Speaking to DJ magazine about the impact of AI on musical professionals, Jonathan Bailey, the chief technical officer of plugin manufacturer iZotope, accepted that some jobs could be lost here – but only the most non-creative ones.
“[A]s a mix engineer, if you make your living by loading up a session, getting the most generic mix in place and not really applying any of your own creativity and humanity to that and moving on to the next assignment, then I’m sorry, you are going to be replaced by technology,” he said, bluntly.
Finally, AI can also be used as a teaching aid for musicians – helping them to learn and to extend their skills, with Yousician being a prime example here.
The artist’s view: bringing AI to heel in a creative context
French musician and producer Agoria (aka Sébastien Devaud) has worked with Bronze to unlock the creative potential of AI for his 2021 track ‘What If The Dead Dream’. The Bronze software enables users to create an infinite number of remixes – allowing one track to be twisted into endless new shapes automatically.
“[W]ith machine learning and deep learning, you have a lot of iterations to define the boundaries for the AI or the machine learning process,” he said. “So for me, it was very important that the AI would not try to imitate what I could do, but would try to be herself. This way, you rediscover the song and […] the way you could have done it.”
This is a way to bring AI to heel in a creative world, rather than presuming that the AI dictates everything. Agoria also argues that music is evolving and exists in a constant state of flux. “[T]he lines between the finished version and the improved version are very wide,” he proposed.
He is arguing here that when AI is applied to existing songs it is merely an extension of the European folk tradition where songs naturally evolved as they passed between travelling musicians – adapting to their specific time and location.
Merging markets: how the human and the machine can grow together
Ultimately, as with recommendations on streaming services that combine the algorithmic and the editorial, the best uses of AI in music are in the equal matching of the human and machine.
The Conversation covered the moves to complete Beethoven’s 10th Symphony, noting how AI played a key role but the entire project was steered by input from humans who had carefully studied and understood his career and works. “This project would not have been possible without the expertise of human historians and musicians,” it said. “It took an immense amount of work – and, yes, creative thinking – to accomplish this goal.”

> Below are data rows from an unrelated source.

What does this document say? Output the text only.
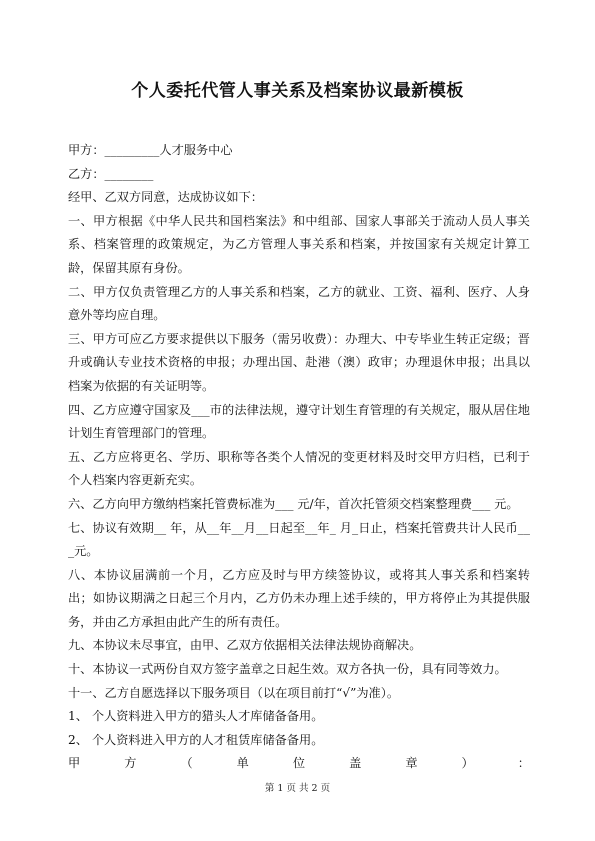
个人委托代管人事关系及档案协议最新模板

甲方：_________人才服务中心

乙方：________

经甲、乙双方同意，达成协议如下：

一、甲方根据《中华人民共和国档案法》和中组部、国家人事部关于流动人员人事关系、档案管理的政策规定，为乙方管理人事关系和档案，并按国家有关规定计算工龄，保留其原有身份。

二、甲方仅负责管理乙方的人事关系和档案，乙方的就业、工资、福利、医疗、人身意外等均应自理。

三、甲方可应乙方要求提供以下服务（需另收费）：办理大、中专毕业生转正定级；晋升或确认专业技术资格的申报；办理出国、赴港（澳）政审；办理退休申报；出具以档案为依据的有关证明等。

四、乙方应遵守国家及___市的法律法规，遵守计划生育管理的有关规定，服从居住地计划生育管理部门的管理。

五、乙方应将更名、学历、职称等各类个人情况的变更材料及时交甲方归档，已利于个人档案内容更新充实。

六、乙方向甲方缴纳档案托管费标准为___ 元/年，首次托管须交档案整理费___ 元。

七、协议有效期__ 年，从__年__月__日起至__年_ 月_日止，档案托管费共计人民币___元。

八、本协议届满前一个月，乙方应及时与甲方续签协议，或将其人事关系和档案转出；如协议期满之日起三个月内，乙方仍未办理上述手续的，甲方将停止为其提供服务，并由乙方承担由此产生的所有责任。

九、本协议未尽事宜，由甲、乙双方依据相关法律法规协商解决。

十、本协议一式两份自双方签字盖章之日起生效。双方各执一份，具有同等效力。

十一、乙方自愿选择以下服务项目（以在项目前打“√”为准）。

1、 个人资料进入甲方的猎头人才库储备备用。

2、 个人资料进入甲方的人才租赁库储备备用。

甲	方	（	单	位	盖	章	）	：
第 1 页 共 2 页
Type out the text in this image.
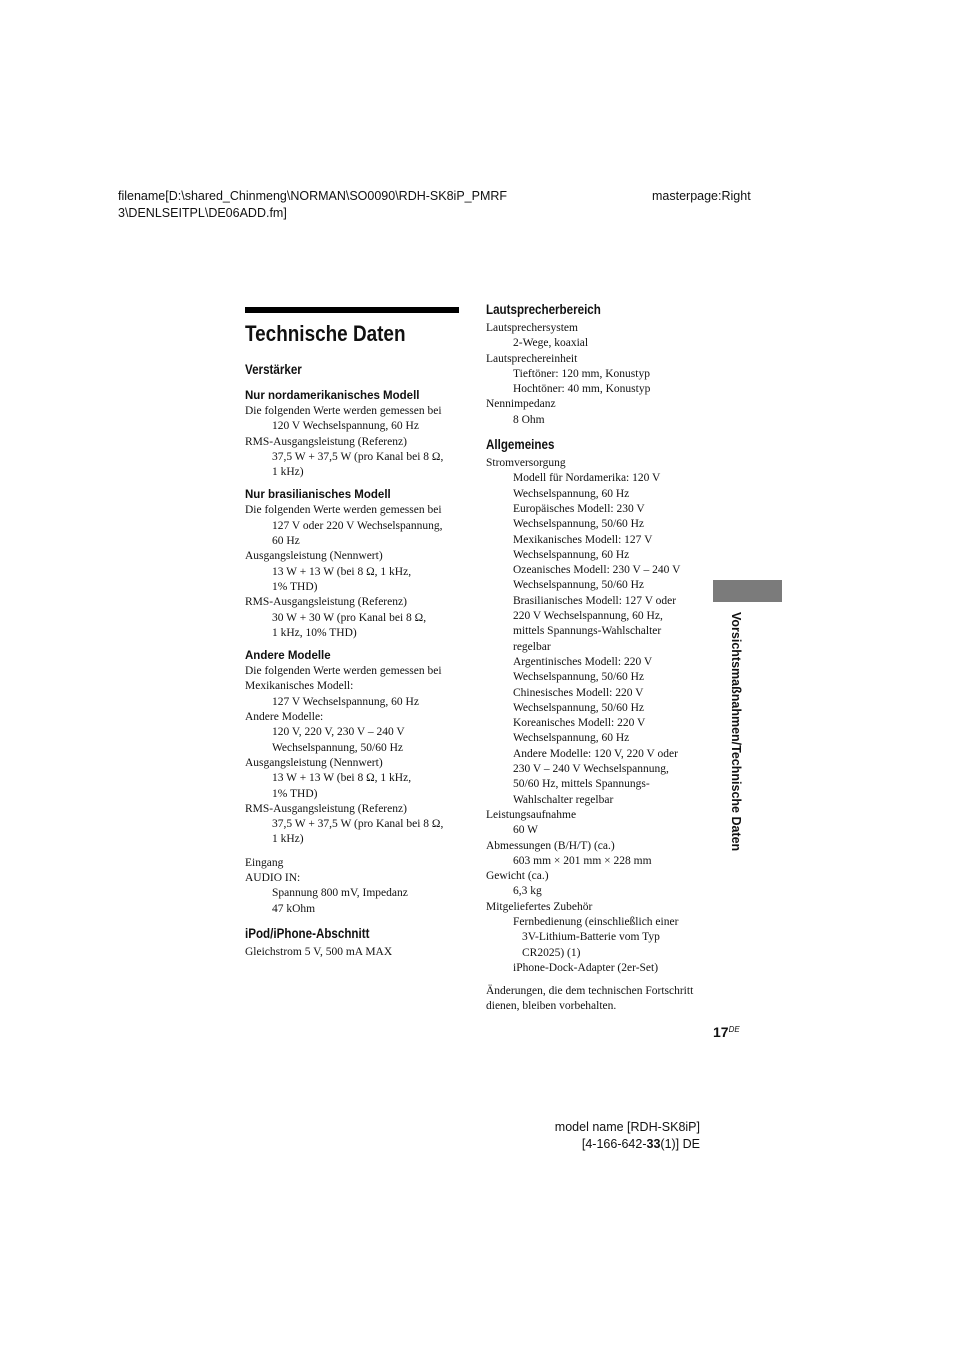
filename[D:\shared_Chinmeng\NORMAN\SO0090\RDH-SK8iP_PMRF
3\DENLSEITPL\DE06ADD.fm]
masterpage:Right
Technische Daten
Verstärker
Nur nordamerikanisches Modell
Die folgenden Werte werden gemessen bei
120 V Wechselspannung, 60 Hz
RMS-Ausgangsleistung (Referenz)
37,5 W + 37,5 W (pro Kanal bei 8 Ω,
1 kHz)
Nur brasilianisches Modell
Die folgenden Werte werden gemessen bei
127 V oder 220 V Wechselspannung,
60 Hz
Ausgangsleistung (Nennwert)
13 W + 13 W (bei 8 Ω, 1 kHz,
1% THD)
RMS-Ausgangsleistung (Referenz)
30 W + 30 W (pro Kanal bei 8 Ω,
1 kHz, 10% THD)
Andere Modelle
Die folgenden Werte werden gemessen bei
Mexikanisches Modell:
127 V Wechselspannung, 60 Hz
Andere Modelle:
120 V, 220 V, 230 V – 240 V
Wechselspannung, 50/60 Hz
Ausgangsleistung (Nennwert)
13 W + 13 W (bei 8 Ω, 1 kHz,
1% THD)
RMS-Ausgangsleistung (Referenz)
37,5 W + 37,5 W (pro Kanal bei 8 Ω,
1 kHz)
Eingang
AUDIO IN:
Spannung 800 mV, Impedanz
47 kOhm
iPod/iPhone-Abschnitt
Gleichstrom 5 V, 500 mA MAX
Lautsprecherbereich
Lautsprechersystem
2-Wege, koaxial
Lautsprechereinheit
Tieftöner: 120 mm, Konustyp
Hochtöner: 40 mm, Konustyp
Nennimpedanz
8 Ohm
Allgemeines
Stromversorgung
Modell für Nordamerika: 120 V
Wechselspannung, 60 Hz
Europäisches Modell: 230 V
Wechselspannung, 50/60 Hz
Mexikanisches Modell: 127 V
Wechselspannung, 60 Hz
Ozeanisches Modell: 230 V – 240 V
Wechselspannung, 50/60 Hz
Brasilianisches Modell: 127 V oder
220 V Wechselspannung, 60 Hz,
mittels Spannungs-Wahlschalter
regelbar
Argentinisches Modell: 220 V
Wechselspannung, 50/60 Hz
Chinesisches Modell: 220 V
Wechselspannung, 50/60 Hz
Koreanisches Modell: 220 V
Wechselspannung, 60 Hz
Andere Modelle: 120 V, 220 V oder
230 V – 240 V Wechselspannung,
50/60 Hz, mittels Spannungs-
Wahlschalter regelbar
Leistungsaufnahme
60 W
Abmessungen (B/H/T) (ca.)
603 mm × 201 mm × 228 mm
Gewicht (ca.)
6,3 kg
Mitgeliefertes Zubehör
Fernbedienung (einschließlich einer
3V-Lithium-Batterie vom Typ
CR2025) (1)
iPhone-Dock-Adapter (2er-Set)
Änderungen, die dem technischen Fortschritt
dienen, bleiben vorbehalten.
Vorsichtsmaßnahmen/Technische Daten
17DE
model name [RDH-SK8iP]
[4-166-642-33(1)] DE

This is something Drew Silverman, co-founder of AI composition tool Amper as well as a film composer, has argued strongly. “One of our core beliefs as a company is that the future of music is going to be created in the collaboration between humans and AI,” he stated. “We want that collaborative experience to propel the creative process forward.”

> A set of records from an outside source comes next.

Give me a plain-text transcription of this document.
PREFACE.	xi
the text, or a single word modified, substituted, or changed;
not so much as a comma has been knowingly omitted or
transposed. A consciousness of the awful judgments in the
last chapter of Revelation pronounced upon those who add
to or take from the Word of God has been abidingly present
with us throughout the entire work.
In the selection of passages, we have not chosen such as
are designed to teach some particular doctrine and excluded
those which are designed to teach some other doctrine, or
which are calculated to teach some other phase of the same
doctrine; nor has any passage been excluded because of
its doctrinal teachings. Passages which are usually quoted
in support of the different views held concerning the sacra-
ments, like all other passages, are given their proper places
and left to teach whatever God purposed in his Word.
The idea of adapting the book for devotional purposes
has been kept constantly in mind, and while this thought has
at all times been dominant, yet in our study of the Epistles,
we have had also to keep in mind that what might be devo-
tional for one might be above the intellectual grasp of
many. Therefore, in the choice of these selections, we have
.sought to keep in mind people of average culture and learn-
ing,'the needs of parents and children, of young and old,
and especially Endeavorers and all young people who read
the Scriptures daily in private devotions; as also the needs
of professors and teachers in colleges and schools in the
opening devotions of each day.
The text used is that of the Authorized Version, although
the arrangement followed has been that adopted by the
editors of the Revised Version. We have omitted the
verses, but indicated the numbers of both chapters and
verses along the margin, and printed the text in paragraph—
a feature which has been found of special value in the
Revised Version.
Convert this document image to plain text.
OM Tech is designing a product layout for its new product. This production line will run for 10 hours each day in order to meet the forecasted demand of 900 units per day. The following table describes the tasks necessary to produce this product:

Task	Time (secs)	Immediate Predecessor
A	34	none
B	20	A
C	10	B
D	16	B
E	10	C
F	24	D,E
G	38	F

It is that indefinable something extra that a human brings – something that cannot be programmed or predicted – that can elevate music from the functional to the exceptional. That does not mean that machines alone cannot produce interesting and functional work; it just means that without some human involvement steering it away from the obvious and into the serendipitous they will not produce enduring work.
It is difficult not to conclude here without mentioning Kraftwerk. They were years ahead of their time, considering the societal and philosophical implications of what would happen if humans could become more machinelike. But from Emily Howell onwards, the direction of travel has been going the other way as the central thrust of AI is to make machines more humanlike.